The court also ordered Anokhin to pay some 1.5 million rubles (nearly $57,000) in compensation for emotional distress to those injured in the bombing and relatives of the dead.

Anokhin, an Afghan war veteran, was found guilty of premeditated murder and attempted murder for building and detonating the remote-controlled bomb. "He knew that the explosion would lead to the death of many people," the court's ruling said.

The court found that Anokhin and a collaborator, Mikhail Smurov, built the bomb and planted it at the cemetery on Nov. 9, 1996. They returned to the cemetery the following day to detonate it as members of the Afghan War Veterans' Fund gathered to mark the second anniversary of the death of Mikhail Likhodei, the former leader of the fund who had himself been killed in a bomb attack two years earlier.

The blast, whose force was equivalent to nearly three kilograms of TNT, created a large crater and sent bodies and body parts flying as far as 50 meters from Likhodei's grave.

Anokhin and Smurov were arrested in April 1997 and confessed to the bombing. Three years later, in January 2000, all three were acquitted by the Moscow district military court.

The judge in that trial said that Anokhin and Smurov were driven by "fear for their lives and the lives of their relatives" when they falsely confessed to the 1996 bombing.

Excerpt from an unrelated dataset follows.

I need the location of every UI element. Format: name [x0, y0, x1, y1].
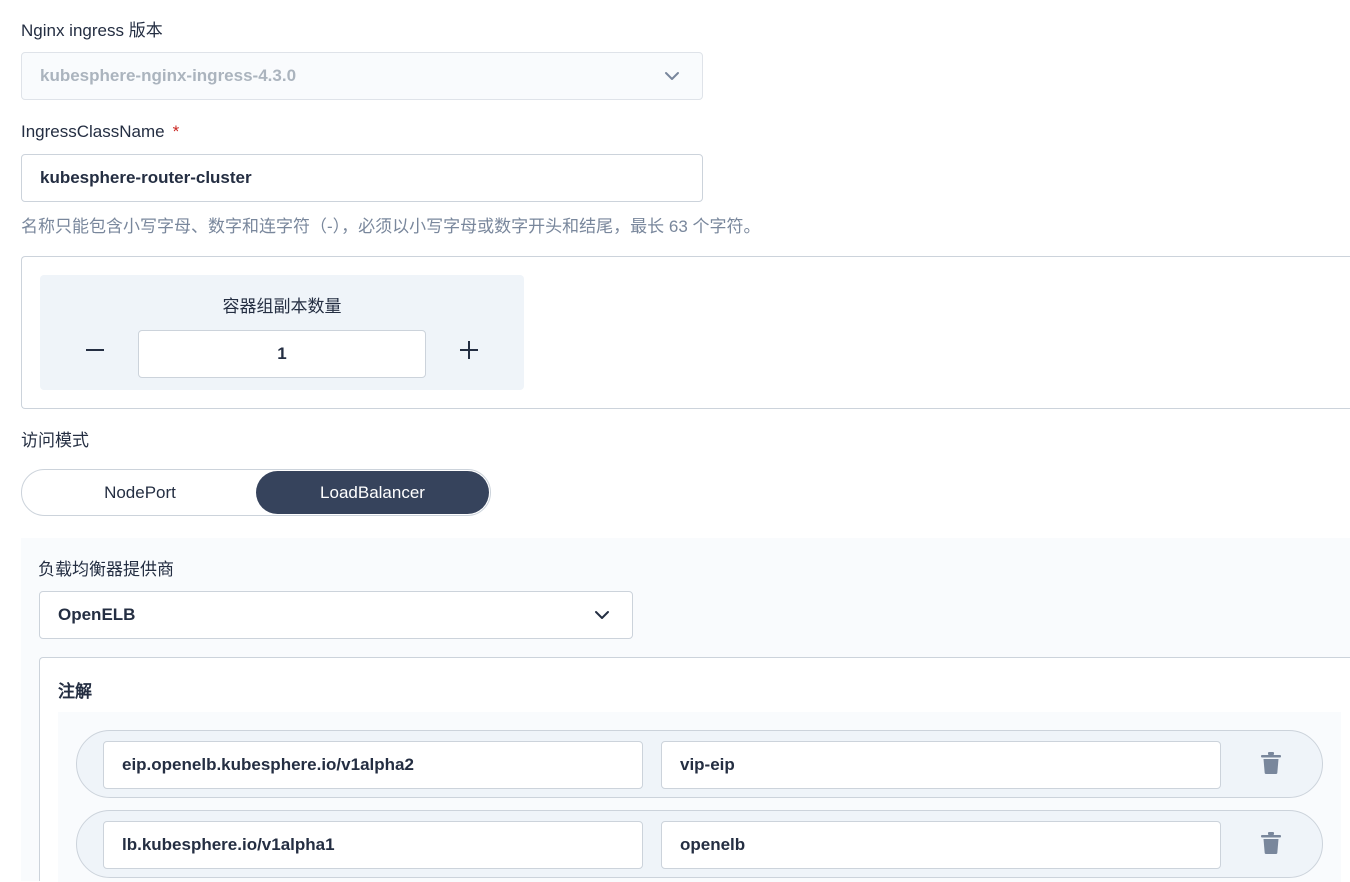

Anokhin and Smurov told police that a third Afghan veteran, Valery Radchikov, a former military intelligence operative who at the time of the cemetery bombing headed an Afghan veterans' group, had ordered the contract hit to kill the head of the rival Afghan War Veterans' Fund. The two groups were fighting over lucrative tax-free import privileges.

Once released, Smurov and Anohkin retracted their confessions.

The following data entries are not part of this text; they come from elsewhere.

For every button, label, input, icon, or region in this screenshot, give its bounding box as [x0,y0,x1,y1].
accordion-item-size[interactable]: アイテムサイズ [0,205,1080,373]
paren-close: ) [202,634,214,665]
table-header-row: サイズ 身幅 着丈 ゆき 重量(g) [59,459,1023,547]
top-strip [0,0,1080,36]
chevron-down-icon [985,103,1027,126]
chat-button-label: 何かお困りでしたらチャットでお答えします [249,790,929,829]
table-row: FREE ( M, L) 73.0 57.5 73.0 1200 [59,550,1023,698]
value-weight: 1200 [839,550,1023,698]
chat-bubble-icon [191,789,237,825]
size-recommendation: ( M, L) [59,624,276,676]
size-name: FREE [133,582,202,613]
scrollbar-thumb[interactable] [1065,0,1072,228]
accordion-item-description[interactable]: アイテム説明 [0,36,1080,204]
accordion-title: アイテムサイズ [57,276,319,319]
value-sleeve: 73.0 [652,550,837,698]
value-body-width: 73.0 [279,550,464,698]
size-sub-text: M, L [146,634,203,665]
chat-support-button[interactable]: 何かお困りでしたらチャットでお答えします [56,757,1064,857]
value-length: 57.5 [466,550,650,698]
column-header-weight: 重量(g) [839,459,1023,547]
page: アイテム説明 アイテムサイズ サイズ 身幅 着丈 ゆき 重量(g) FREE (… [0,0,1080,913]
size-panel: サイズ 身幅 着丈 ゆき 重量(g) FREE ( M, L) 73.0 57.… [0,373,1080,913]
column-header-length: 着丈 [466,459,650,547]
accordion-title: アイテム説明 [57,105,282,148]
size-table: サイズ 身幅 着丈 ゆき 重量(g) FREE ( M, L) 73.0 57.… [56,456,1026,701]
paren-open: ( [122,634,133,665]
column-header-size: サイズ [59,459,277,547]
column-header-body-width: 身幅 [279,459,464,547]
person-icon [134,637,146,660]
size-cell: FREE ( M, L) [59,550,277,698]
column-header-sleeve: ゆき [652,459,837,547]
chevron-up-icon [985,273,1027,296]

Radchikov died in a car accident in 2001.

The acquittal was subsequently upheld by the Military Collegium of the Supreme Court. But after prosecutors appealed, the case against Smurov and Anokhin was reopened.

Smurov was convicted and sentenced to 14 years in prison in a second trial in May 2003. The court found that the dispute between rival veterans' groups was the motive for the attack.

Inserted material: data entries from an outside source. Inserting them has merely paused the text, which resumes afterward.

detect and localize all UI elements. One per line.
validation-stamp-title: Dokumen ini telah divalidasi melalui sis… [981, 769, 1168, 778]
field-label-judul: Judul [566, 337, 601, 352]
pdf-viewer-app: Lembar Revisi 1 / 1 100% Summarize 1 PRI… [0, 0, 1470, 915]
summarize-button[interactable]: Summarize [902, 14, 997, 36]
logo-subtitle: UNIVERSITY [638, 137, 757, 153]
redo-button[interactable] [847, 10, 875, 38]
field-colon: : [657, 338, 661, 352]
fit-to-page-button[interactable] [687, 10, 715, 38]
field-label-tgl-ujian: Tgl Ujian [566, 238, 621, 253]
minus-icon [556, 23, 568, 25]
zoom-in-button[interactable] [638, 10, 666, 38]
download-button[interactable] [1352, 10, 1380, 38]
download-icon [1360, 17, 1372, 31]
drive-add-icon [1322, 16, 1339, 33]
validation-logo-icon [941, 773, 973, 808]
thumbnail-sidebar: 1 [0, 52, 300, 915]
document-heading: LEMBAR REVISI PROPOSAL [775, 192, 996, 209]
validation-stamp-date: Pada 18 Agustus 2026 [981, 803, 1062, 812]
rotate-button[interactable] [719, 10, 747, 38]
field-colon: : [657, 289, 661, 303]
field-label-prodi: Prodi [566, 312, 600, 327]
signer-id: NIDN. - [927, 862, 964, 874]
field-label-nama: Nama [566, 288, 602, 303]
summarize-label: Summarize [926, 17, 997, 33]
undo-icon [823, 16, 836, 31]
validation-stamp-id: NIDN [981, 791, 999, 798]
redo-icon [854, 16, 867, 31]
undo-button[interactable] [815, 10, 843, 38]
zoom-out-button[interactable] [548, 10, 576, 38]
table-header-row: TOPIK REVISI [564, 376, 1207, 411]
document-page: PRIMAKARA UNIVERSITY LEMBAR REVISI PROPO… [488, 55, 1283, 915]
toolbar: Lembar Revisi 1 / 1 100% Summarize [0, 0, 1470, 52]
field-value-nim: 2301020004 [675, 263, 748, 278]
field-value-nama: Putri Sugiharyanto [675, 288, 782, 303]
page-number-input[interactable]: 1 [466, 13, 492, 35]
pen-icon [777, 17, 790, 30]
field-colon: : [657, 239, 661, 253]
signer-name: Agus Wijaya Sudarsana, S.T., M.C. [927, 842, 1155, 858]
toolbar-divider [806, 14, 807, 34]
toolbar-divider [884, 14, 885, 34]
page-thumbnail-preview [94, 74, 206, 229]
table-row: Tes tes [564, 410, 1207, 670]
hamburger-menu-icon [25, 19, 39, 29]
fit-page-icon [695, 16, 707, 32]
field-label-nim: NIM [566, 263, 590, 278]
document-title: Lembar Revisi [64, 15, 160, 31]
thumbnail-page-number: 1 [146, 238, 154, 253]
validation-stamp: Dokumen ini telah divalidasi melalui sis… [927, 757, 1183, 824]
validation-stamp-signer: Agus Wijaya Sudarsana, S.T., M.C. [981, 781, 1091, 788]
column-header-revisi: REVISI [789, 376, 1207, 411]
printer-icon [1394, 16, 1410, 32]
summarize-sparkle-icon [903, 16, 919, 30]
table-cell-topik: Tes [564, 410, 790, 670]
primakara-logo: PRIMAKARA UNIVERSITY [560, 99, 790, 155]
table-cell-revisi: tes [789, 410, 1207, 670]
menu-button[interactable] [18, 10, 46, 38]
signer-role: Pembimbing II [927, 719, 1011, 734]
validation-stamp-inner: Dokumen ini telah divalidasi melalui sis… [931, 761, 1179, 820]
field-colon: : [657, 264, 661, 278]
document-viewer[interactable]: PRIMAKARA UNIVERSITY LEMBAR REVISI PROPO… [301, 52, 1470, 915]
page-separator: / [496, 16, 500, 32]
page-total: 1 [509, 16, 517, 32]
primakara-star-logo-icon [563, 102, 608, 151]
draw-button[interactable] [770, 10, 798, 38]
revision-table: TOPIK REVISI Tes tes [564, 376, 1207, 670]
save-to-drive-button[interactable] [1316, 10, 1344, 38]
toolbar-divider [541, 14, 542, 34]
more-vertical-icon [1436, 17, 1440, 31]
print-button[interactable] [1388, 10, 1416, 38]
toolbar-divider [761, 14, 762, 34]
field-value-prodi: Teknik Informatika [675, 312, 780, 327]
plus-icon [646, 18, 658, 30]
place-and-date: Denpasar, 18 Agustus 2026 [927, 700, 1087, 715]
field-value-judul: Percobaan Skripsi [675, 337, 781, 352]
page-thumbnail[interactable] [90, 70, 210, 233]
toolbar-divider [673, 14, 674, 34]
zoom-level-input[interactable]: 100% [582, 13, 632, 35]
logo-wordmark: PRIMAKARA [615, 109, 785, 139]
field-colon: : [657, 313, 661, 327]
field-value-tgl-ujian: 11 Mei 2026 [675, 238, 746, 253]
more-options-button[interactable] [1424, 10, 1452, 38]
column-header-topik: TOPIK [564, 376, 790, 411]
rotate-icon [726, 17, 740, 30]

Anokhin was arrested again in November 2003.

Prosecutors in Anokhin's second trial asked for a sentence of 15 years in a maximum-security prison colony.

The court reduced this to 15 years in a medium-security facility, taking into account the fact that Alokhin had a young son and aged mother, as well as "his confession of guilt and active cooperation with the investigation," the court's ruling said.

The court also threw out charges of illegally building, transporting and selling explosive devices and weapons, finding that the statute of limitations had expired.